Le procureur de la Haute Cour de justice vient d’annoncer que le procès des membres du gouvernement soupçonnés d’avoir joué un rôle dans la répression de l’insurrection de 2014 allait pouvoir s’ouvrir. Et l’ancien président pourrait de nouveau être sommé de répondre aux questions des juges.
Si la récente attribution du portefeuille de la Défense au président du Faso est « une erreur tactique », selon l’analyste burkinabè Luc Damiba, le cumul de ces deux fonctions peut carrément s’avérer une mauvaise idée. Les 34 membres du dernier gouvernement de Blaise Compaoré pourraient en effet bientôt comparaître devant la Haute Cour de justice. Et l’ancien président cumulait, au moment des faits, la magistrature suprême et le maroquin de la Défense, comme c’est parfois le cas dans des pays africains à la contestation galopante.
À balles réelles
En 2014, Compaoré tentait de modifier la Constitution pour que celle-ci lui permette de continuer à briguer la magistrature suprême malgré 27 années déjà passées au pouvoir. Après sa chute, le 31 octobre, c’est la Haute Cour de justice qui fut saisie pour poursuivre les membres de l’équipe du Premier ministre d’alors pour leur implication présumée dans la répression de l’insurrection.
Luc-Adolphe Tiao avait notamment signé une réquisition spéciale qui « aurait fourni aux forces de défense et de sécurité les instruments et moyens qui leur auraient permis de tirer à balles réelles sur des manifestants ». En ce mois d’octobre 2014, 24 personnes seront tuées et 625 blessées, selon une enquête officielle de la transition.
Composée de députés et de magistrats de grade exceptionnel, la Haute Cour de justice est la juridiction compétente pour juger les membres du gouvernement pour des crimes ou délits commis dans l’exercice de leurs fonctions. Après quatre années de suspension pour des raisons de procédure, son procureur vient d’annoncer que le dossier était prêt et qu’il n’attendait plus que l’Assemblée nationale pour fixer la date d’ouverture du procès.
Blaise Compaoré se serait bien passé de cette perspective judiciaire, d’autant que le procureur militaire du Burkina Faso a annoncé, le 17 août dernier, que le procès public de l’assassinat de Thomas Sankara allait débuter le 11 octobre, soit quatre jours avant le 34e anniversaire de la mort de l’ancien président et de ses douze compagnons. L’exilé d’Eburnie y est accusé d’« attentat à la sûreté de l’État », de « complicité d’assassinats » et de « complicité de recel de cadavres ».
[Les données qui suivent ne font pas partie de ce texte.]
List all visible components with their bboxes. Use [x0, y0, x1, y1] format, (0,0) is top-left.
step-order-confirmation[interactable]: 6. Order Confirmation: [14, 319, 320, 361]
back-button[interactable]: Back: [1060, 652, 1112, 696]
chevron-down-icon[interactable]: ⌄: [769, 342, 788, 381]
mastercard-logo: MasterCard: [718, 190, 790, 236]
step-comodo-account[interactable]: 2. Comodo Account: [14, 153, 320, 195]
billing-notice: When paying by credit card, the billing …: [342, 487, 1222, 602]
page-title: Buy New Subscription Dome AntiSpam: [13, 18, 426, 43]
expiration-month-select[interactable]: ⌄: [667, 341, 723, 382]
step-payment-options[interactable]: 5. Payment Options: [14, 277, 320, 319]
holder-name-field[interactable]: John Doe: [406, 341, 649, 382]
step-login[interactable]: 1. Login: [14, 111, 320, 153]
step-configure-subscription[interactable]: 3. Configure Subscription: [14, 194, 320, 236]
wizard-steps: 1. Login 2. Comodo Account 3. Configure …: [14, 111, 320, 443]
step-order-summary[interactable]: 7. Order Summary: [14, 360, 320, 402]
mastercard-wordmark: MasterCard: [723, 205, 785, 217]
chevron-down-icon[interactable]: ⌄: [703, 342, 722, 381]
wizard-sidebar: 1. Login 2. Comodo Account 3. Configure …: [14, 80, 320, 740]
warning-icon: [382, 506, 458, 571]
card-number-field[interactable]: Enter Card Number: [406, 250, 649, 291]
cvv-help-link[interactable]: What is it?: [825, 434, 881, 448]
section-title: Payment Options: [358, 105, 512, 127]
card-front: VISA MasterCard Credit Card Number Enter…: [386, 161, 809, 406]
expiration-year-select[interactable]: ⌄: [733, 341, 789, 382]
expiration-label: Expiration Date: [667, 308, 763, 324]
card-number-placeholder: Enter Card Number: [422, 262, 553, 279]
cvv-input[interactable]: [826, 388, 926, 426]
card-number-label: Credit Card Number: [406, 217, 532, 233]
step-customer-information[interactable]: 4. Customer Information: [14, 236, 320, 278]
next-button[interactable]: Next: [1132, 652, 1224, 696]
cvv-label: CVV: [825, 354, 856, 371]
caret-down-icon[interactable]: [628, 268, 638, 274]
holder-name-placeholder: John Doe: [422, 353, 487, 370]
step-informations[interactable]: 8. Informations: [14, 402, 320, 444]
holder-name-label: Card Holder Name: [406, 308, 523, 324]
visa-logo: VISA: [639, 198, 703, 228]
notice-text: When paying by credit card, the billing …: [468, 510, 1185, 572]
Tentatives de négociations
Alors que l’actuel ministre burkinabè de la Réconciliation nationale – l’ex-chef de file de l’opposition, Zéphirin Diabré – échafaude un forum pour tenter de réconcilier les Hommes intègres, ces procédures judiciaires ne seront-elles que des formalités pour ensuite pouvoir amnistier les acteurs de l’histoire récente du Faso ? Conscient que le régime actuel est largement constitué d’anciens collaborateurs du président déchu, le Réseau international justice pour Sankara dénonce déjà les « tentatives des autorités burkinabè de négocier son retour avec Blaise Compaoré ».
Que pense le successeur de Sankara d’un processus « vérité-justice-réconciliation » clivant ? Peu loquace lorsqu’il était au pouvoir, l’exilé est tout bonnement muet depuis qu’il en a été chassé. Et il est peu probable que le régime ivoirien décide un jour de l’extrader.